After years of lurching here and there, it appears Greece may be reaching some kind of ending. Maybe, possibly. The situation seems to change by the minute, but at this stage a referendum seems likely (though not guaranteed) for Saturday.
The Greek government has been the master of the mixed signal of late. On the one hand, Prime Minister Alexis Tsipras has been consistently pointing out how terrible Greece's creditors are. On the other, his government continues to offer further concessions, well beyond their original intentions.
As it stands, no-one really knows what will happen. Not Syriza, not the troika, not the Greek people, not economists and certainly not you or me. This is territory untravelled. No economy within the Eurozone has defaulted since joining, and there is no mechanism to leave the Euro. There is also no conceivable end to Greece's depression if they continue the pattern of scraping through their monthly repayments with continued austerity at the level of debt they have.
Should the referendum happen? I see no reason why not. Syriza was elected on a platform of ending austerity. Given that the acceptance of the troika proposals would mean further austerity, it is reasonable that the government should want the people to decide whether they want the government to renege on this promise. It would also be a rare occasion in the history of the European Project where the people get a say in their future. Generally when this happens, it doesn't go the way those inside the EU want, which is precisely why it is a rare occurrence.
That the referendum is rushed and somewhat unplanned goes without saying. The entire response to Greece for the past five years has seemed fairly unplanned. Certainly, there has never been established a point at which Greece will have returned to having a functioning economy. That a referendum should happen in a similar manner in order to decide the fate of such a lack of planning seems appropriate. (This is assuming that the troika were not entirely complicit the whole way through of ensuring that there wouldn't be an end to the crisis, a point which some would argue.

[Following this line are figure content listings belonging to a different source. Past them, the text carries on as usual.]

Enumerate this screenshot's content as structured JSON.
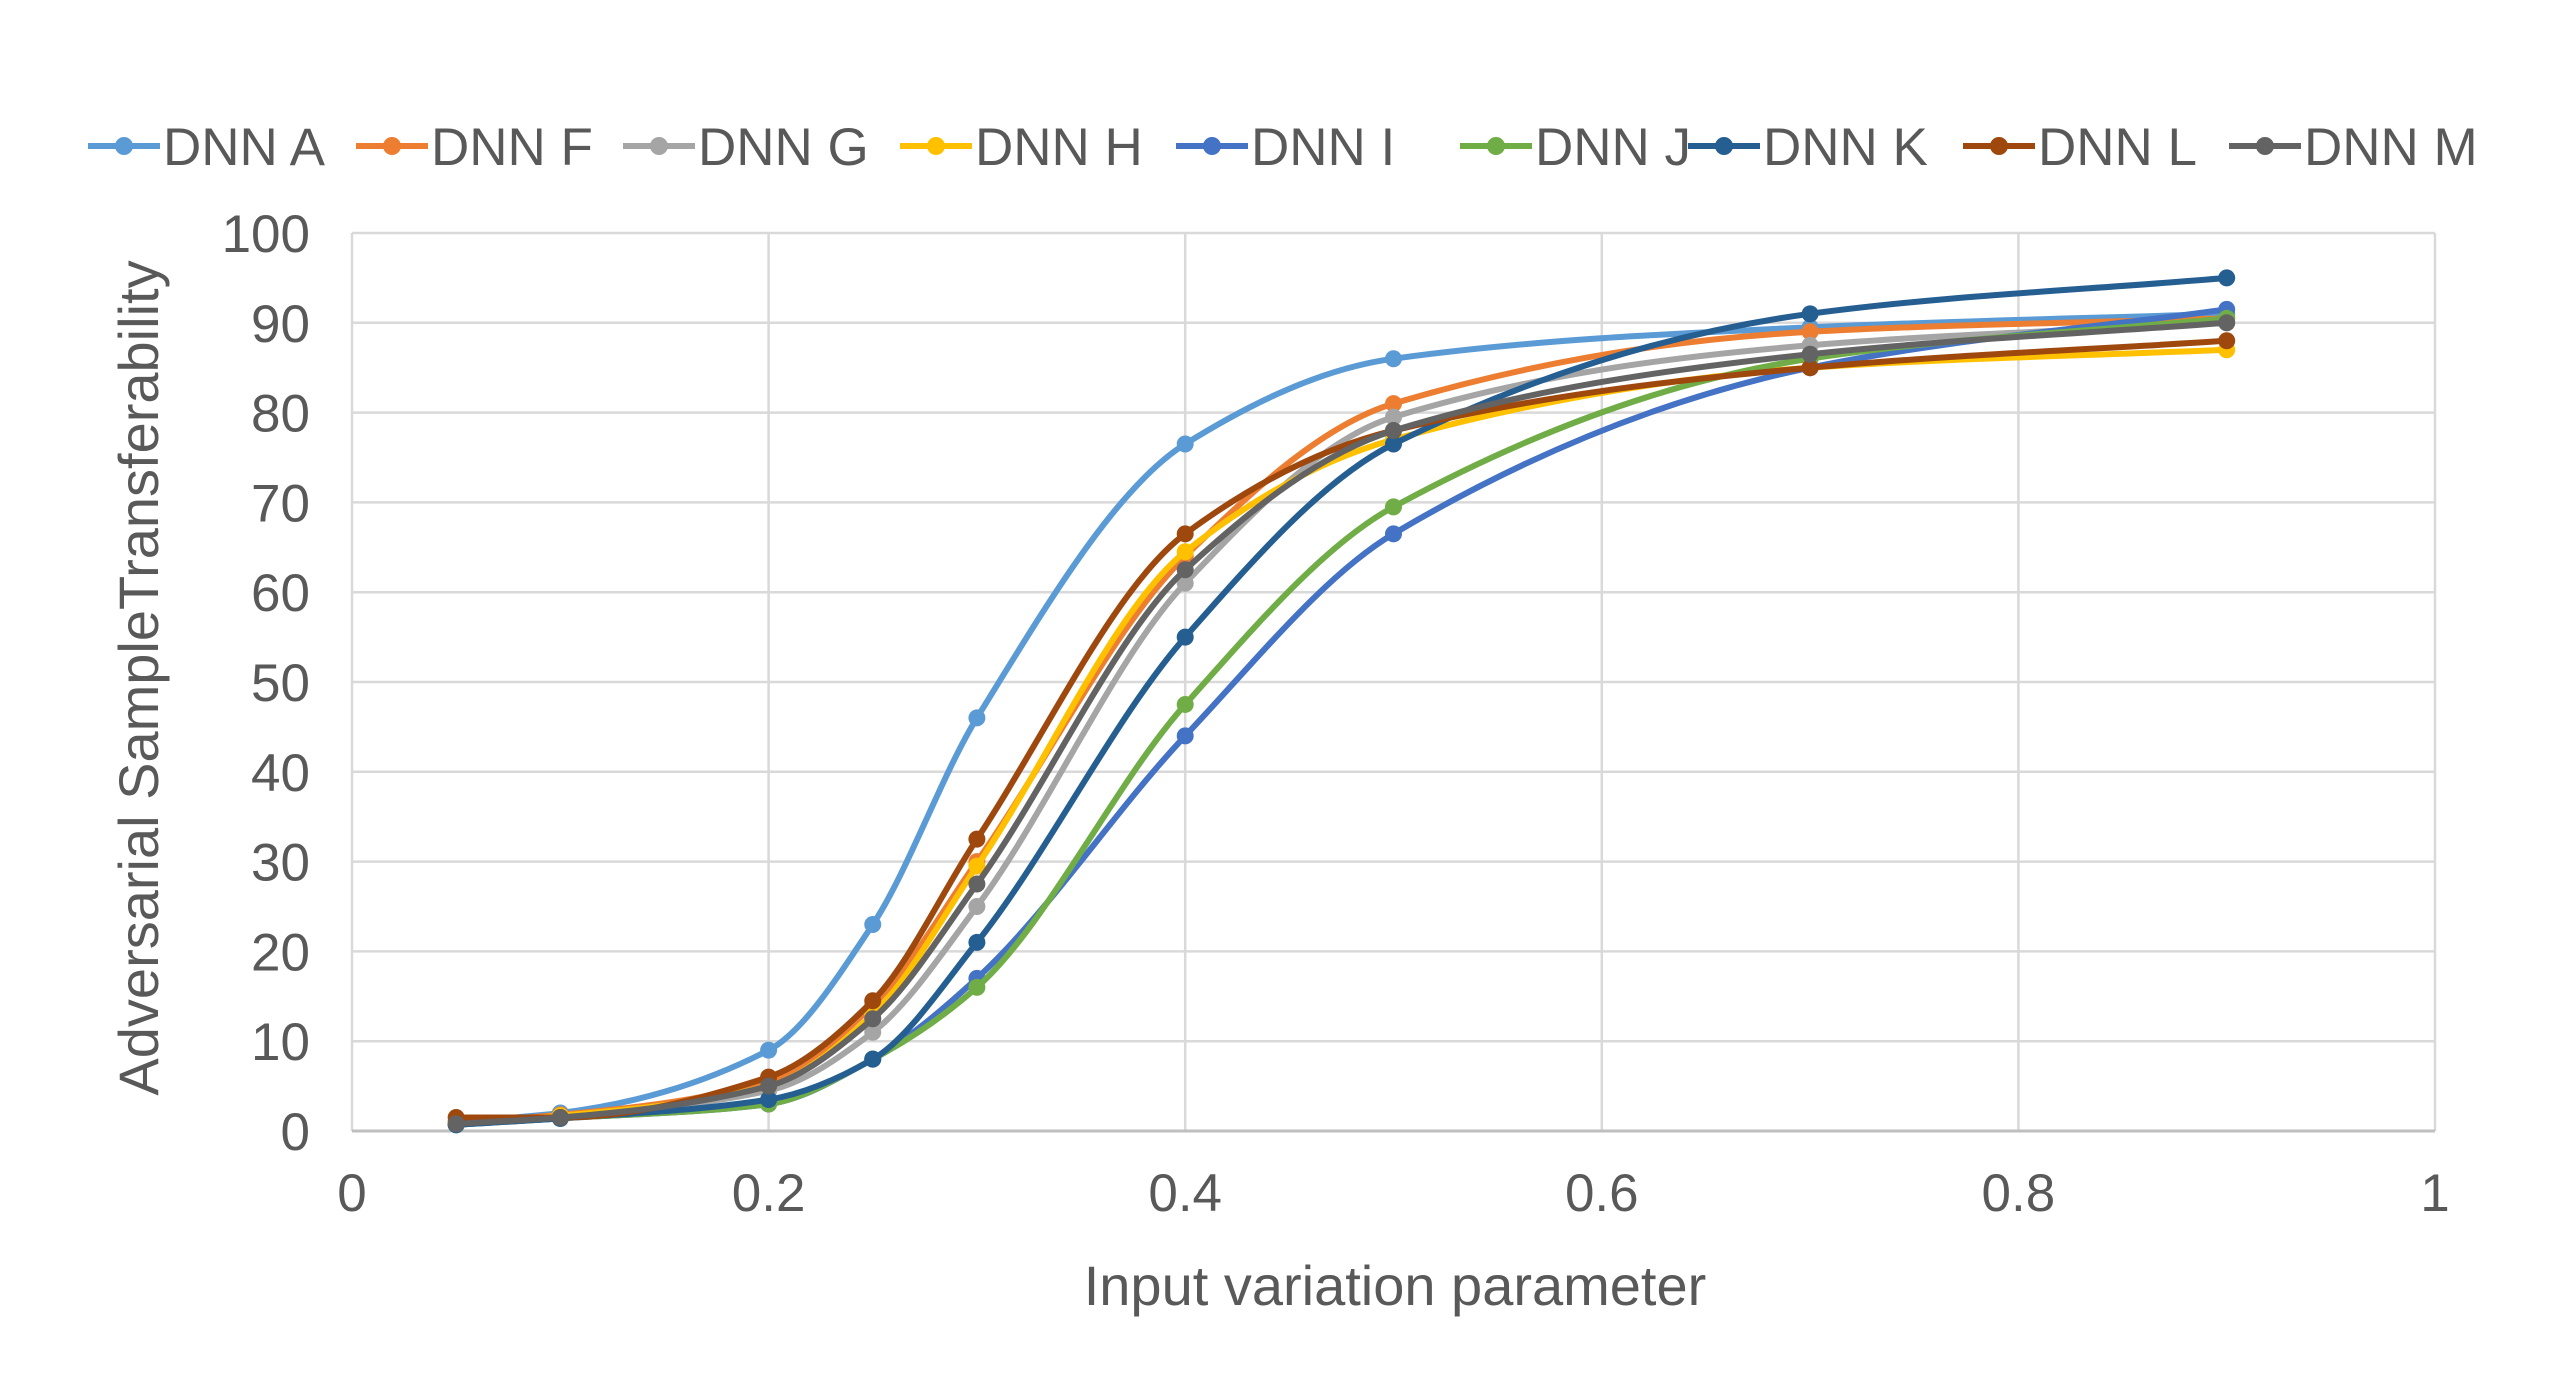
{
  "chart_data": {
    "type": "scatter",
    "mode": "smooth-lines-with-markers",
    "title": "",
    "xlabel": "Input variation parameter",
    "ylabel": "Adversarial SampleTransferability",
    "xlim": [
      0,
      1
    ],
    "ylim": [
      0,
      100
    ],
    "x_ticks": [
      "0",
      "0.2",
      "0.4",
      "0.6",
      "0.8",
      "1"
    ],
    "y_ticks": [
      "0",
      "10",
      "20",
      "30",
      "40",
      "50",
      "60",
      "70",
      "80",
      "90",
      "100"
    ],
    "grid": true,
    "legend_position": "top",
    "x": [
      0.05,
      0.1,
      0.2,
      0.25,
      0.3,
      0.4,
      0.5,
      0.7,
      0.9
    ],
    "series": [
      {
        "name": "DNN A",
        "color": "#5B9BD5",
        "values": [
          1.0,
          2.0,
          9.0,
          23.0,
          46.0,
          76.5,
          86.0,
          89.5,
          91.0
        ]
      },
      {
        "name": "DNN F",
        "color": "#ED7D31",
        "values": [
          1.0,
          1.8,
          5.5,
          14.0,
          30.0,
          64.0,
          81.0,
          89.0,
          90.5
        ]
      },
      {
        "name": "DNN G",
        "color": "#A5A5A5",
        "values": [
          0.8,
          1.6,
          4.5,
          11.0,
          25.0,
          61.0,
          79.5,
          87.5,
          90.0
        ]
      },
      {
        "name": "DNN H",
        "color": "#FFC000",
        "values": [
          0.9,
          1.7,
          5.0,
          13.0,
          29.5,
          64.5,
          77.0,
          85.0,
          87.0
        ]
      },
      {
        "name": "DNN I",
        "color": "#4472C4",
        "values": [
          0.7,
          1.4,
          3.0,
          8.0,
          17.0,
          44.0,
          66.5,
          85.0,
          91.5
        ]
      },
      {
        "name": "DNN J",
        "color": "#70AD47",
        "values": [
          0.7,
          1.4,
          3.0,
          8.0,
          16.0,
          47.5,
          69.5,
          86.0,
          90.5
        ]
      },
      {
        "name": "DNN K",
        "color": "#255E91",
        "values": [
          0.7,
          1.4,
          3.5,
          8.0,
          21.0,
          55.0,
          76.5,
          91.0,
          95.0
        ]
      },
      {
        "name": "DNN L",
        "color": "#9E480E",
        "values": [
          1.5,
          1.5,
          6.0,
          14.5,
          32.5,
          66.5,
          78.0,
          85.0,
          88.0
        ]
      },
      {
        "name": "DNN M",
        "color": "#636363",
        "values": [
          0.8,
          1.5,
          5.0,
          12.5,
          27.5,
          62.5,
          78.0,
          86.5,
          90.0
        ]
      }
    ]
  }
}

Personally, I doubt the troika have such far-sighted abilities, though it seems clear they were quite happy to place an enormous burden on Greece for personal gain.)
So in the case it does happen, as it should, what will the result be?
It will be a matter of which emotion is stronger: fear, or pride. Fear what could result from the saying no to the troika, institutions which have essentially controlled Greece for five year; or pride in the belief that enough is enough, and no matter the consequences, it cannot be worse than what they are already experiencing.
It's a tough choice, but it's one they should never have been put in the position to make in the first place. It is hard to believe that Germany's finance minister, Wolfgang Schäuble, genuinely believes that further austerity is truly the solution to Greece's woes. You do not get that far by being unintelligent, and anyone can see that austerity is what has caused Greece's economy to spend years shrinking, putting them in an even worse position to pay off the debt that has been loaded onto them than when they started.
But the primary reason Schäuble and his compatriots across the Eurozone have been pushing austerity harder and harder has little to do with economics, and much more to do with politics. Austerity in other countries is popular at home. Schäuble's personal approval rating in Germany is through the roof, so why would he not continue down that path? There are no bad domestic political consequences for him in doing so, and thus his personal stake in the matter is secure, and the same is true for the rest of those pushing austerity.
Does it seem right that the future of a nation and its people should be used as a political device by other sovereign states who routinely intervene in the nation's affairs? Of course not. It completely contradicts the idea of sovereignty, and indeed of statehood. That this is a regular theme of the actions European Union should not go unnoticed. At this point, it is clear what a yes vote means for Greece: further austerity, further intervention with no end in sight. When such an option is given, the unknown suddenly becomes less fearful.
This, I believe, is why the polls are so close. Fear is a powerful emotion which many politicians and other powerful people have used to their advantage since time immemorial. But the Greeks have now known fear for so long that even such a strong emotion may have lost its power.